# Sublimation On 100% Cotton



## dis2u (Jul 26, 2015)

Did anyone know there is a solution sublimation on 100% cotton? anyone interested to these technology? take a closer look

https://facebook.com/story.php?story_fbid=1543874499250510&id=1431728787131749


----------



## ZO6 KLR (Jan 8, 2013)

Hmmm. Linky doesn't worky. Kind of like how you can "sublimate" onto cotton. Please stop.


----------



## dis2u (Jul 26, 2015)

I not sure why the like is not work...however I could share a YouTube link https://youtu.be/Zr12hBad7as


----------



## mgparrish (Jul 9, 2005)

dis2u said:


> Did anyone know there is a solution sublimation on 100% cotton? anyone interested to these technology? take a closer look
> 
> https://facebook.com/story.php?story_fbid=1543874499250510&id=1431728787131749


This is nothing new. You are "prepping" cotton with a chemical that is sublimatable.

You can the same results or better using a "prep paper" than using a powder, solution, etc.

Conde Systems is even marketing a "weed free" sublimate to cotton solution were there is hand only in the printed area.

I have been sublimating going back to way before inkjet printers were even used. These schemes have been around a long time.

REALITY 101.

JPSS inkjet transfer paper using pigment ink in a inkjet printer will get you the same or better results. Less opportunity for mis-applying, lower cost, great results. Don't need a poly shirt either just like this "innnovation". 

If you go thru the posts here many come here showing off this stuff, those of us who have been doing this a while is well aware of these various "sublimate to cotton" manifestations.

There are also concerns about the chemicals that go into decorating tshirts in the US. We actually have laws which dictate what can be put on a tshirt and laws that mandate those substances be tested and certified safe. CPSIA

http://www.t-shirtforums.com/general-t-shirt-selling-discussion/t69913.html

Newbies always seem to think this is some magic innovation, it is not.


----------



## Ripcord (Sep 2, 2006)

mgparrish said:


> .
> 
> JPSS inkjet transfer paper using pigment ink in a inkjet printer will get you the same or better results.


I was even suspecting that's what this is. Sublimation transfers don't stick to the shirt like that and the print isn't shiny like the one in the video.


----------



## dis2u (Jul 26, 2015)

I seen the conde video once, it's looks more easy and may not misapplied, but how much does it cost using their material in A3, it's still higher than JPSS?


----------



## mgparrish (Jul 9, 2005)

dis2u said:


> I seen the conde video once, it's looks more easy and may not misapplied, but how much does it cost using their material in A3, it's still higher than JPSS?


JPSS is about a buck for a 11 x 17

It has hand initially but gone after the first wash. Using pigment inks it is permanent.

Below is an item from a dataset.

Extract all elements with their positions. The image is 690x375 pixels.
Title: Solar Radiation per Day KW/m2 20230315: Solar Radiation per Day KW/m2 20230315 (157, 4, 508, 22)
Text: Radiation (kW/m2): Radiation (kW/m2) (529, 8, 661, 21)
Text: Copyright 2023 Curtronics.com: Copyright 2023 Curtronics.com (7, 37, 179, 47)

If you use it on white 50/50 there is only a very faint hint of a background "window" in the un-printed areas and none showing after the first wash.

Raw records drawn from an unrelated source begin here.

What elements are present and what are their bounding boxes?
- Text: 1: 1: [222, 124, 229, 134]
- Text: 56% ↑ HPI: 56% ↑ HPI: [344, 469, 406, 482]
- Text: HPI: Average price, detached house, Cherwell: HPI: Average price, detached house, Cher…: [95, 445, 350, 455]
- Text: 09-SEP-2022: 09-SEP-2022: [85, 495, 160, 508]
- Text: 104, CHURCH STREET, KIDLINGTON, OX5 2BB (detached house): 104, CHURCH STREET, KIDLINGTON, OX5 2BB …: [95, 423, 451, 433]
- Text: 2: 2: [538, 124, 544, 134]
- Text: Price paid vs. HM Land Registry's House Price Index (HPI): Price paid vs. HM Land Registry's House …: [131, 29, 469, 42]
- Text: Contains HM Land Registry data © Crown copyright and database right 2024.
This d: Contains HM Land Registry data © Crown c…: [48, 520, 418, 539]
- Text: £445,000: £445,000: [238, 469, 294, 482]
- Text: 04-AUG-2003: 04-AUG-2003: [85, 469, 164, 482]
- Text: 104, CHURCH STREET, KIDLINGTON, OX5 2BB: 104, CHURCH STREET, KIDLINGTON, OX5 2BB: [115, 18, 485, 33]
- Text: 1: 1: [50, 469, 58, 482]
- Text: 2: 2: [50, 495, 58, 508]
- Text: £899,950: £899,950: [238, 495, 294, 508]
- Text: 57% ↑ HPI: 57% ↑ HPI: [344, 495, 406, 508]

It can be sublimated but it's main purpose is for using regular inkjet inks. Pigments for the best washabilty.

It is the next best thing to sublimation on white t-shirts but doesn't need poly.


----------



## SDP1116 (Jul 27, 2016)

mgparrish said:


> This is nothing new. You are "prepping" cotton with a chemical that is sublimatable.
> 
> You can the same results or better using a "prep paper" than using a powder, solution, etc.
> 
> ...


 I'm curious to know what inkjet printer you use. Sorry if it's a silly question but I'm learning and would appreciate hearing back from you. Thank you. 

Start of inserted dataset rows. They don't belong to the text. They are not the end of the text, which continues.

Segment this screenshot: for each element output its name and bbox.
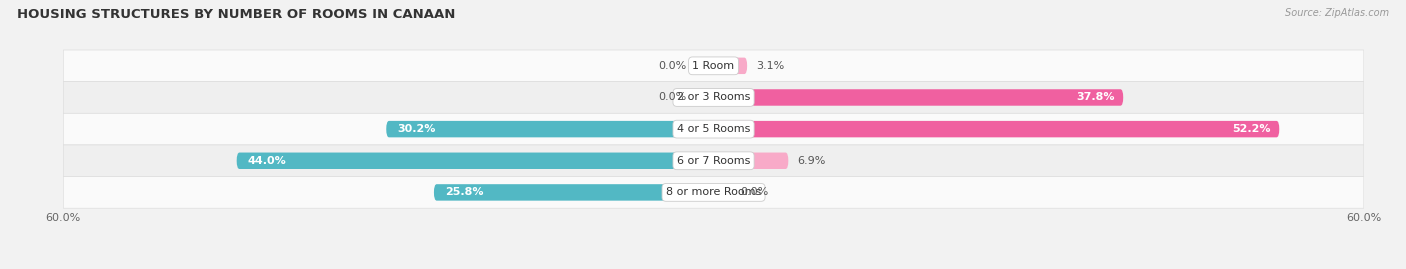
FancyBboxPatch shape (63, 113, 1364, 145)
Text: 37.8%: 37.8% (1076, 93, 1115, 102)
FancyBboxPatch shape (63, 176, 1364, 208)
FancyBboxPatch shape (434, 184, 713, 201)
Text: Source: ZipAtlas.com: Source: ZipAtlas.com (1285, 8, 1389, 18)
Text: 4 or 5 Rooms: 4 or 5 Rooms (676, 124, 751, 134)
Text: 52.2%: 52.2% (1232, 124, 1271, 134)
Text: 8 or more Rooms: 8 or more Rooms (666, 187, 761, 197)
FancyBboxPatch shape (713, 58, 747, 74)
Text: 25.8%: 25.8% (444, 187, 484, 197)
Text: 0.0%: 0.0% (658, 93, 686, 102)
Text: 6.9%: 6.9% (797, 156, 825, 166)
FancyBboxPatch shape (236, 153, 713, 169)
Legend: Owner-occupied, Renter-occupied: Owner-occupied, Renter-occupied (586, 266, 841, 269)
Text: 6 or 7 Rooms: 6 or 7 Rooms (676, 156, 751, 166)
Text: 44.0%: 44.0% (247, 156, 287, 166)
FancyBboxPatch shape (63, 50, 1364, 82)
FancyBboxPatch shape (387, 121, 713, 137)
Text: 0.0%: 0.0% (658, 61, 686, 71)
Text: 2 or 3 Rooms: 2 or 3 Rooms (676, 93, 751, 102)
FancyBboxPatch shape (713, 121, 1279, 137)
Text: 1 Room: 1 Room (693, 61, 734, 71)
FancyBboxPatch shape (63, 82, 1364, 113)
Text: 0.0%: 0.0% (741, 187, 769, 197)
Text: HOUSING STRUCTURES BY NUMBER OF ROOMS IN CANAAN: HOUSING STRUCTURES BY NUMBER OF ROOMS IN… (17, 8, 456, 21)
Text: 3.1%: 3.1% (756, 61, 785, 71)
FancyBboxPatch shape (63, 145, 1364, 176)
FancyBboxPatch shape (713, 89, 1123, 106)
FancyBboxPatch shape (713, 153, 789, 169)
Text: 30.2%: 30.2% (396, 124, 436, 134)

Sent from my VS990 using Tapatalk


----------



## mgparrish (Jul 9, 2005)

SDP1116 said:


> I'm curious to know what inkjet printer you use. Sorry if it's a silly question but I'm learning and would appreciate hearing back from you. Thank you.
> 
> Sent from my VS990 using Tapatalk


Currently use the Epson WF7110 and 4880.


----------



## SDP1116 (Jul 27, 2016)

mgparrish said:


> Currently use the Epson WF7110 and 4880.


Great! Thanks so much!!!

Sent from my VS990 using Tapatalk


----------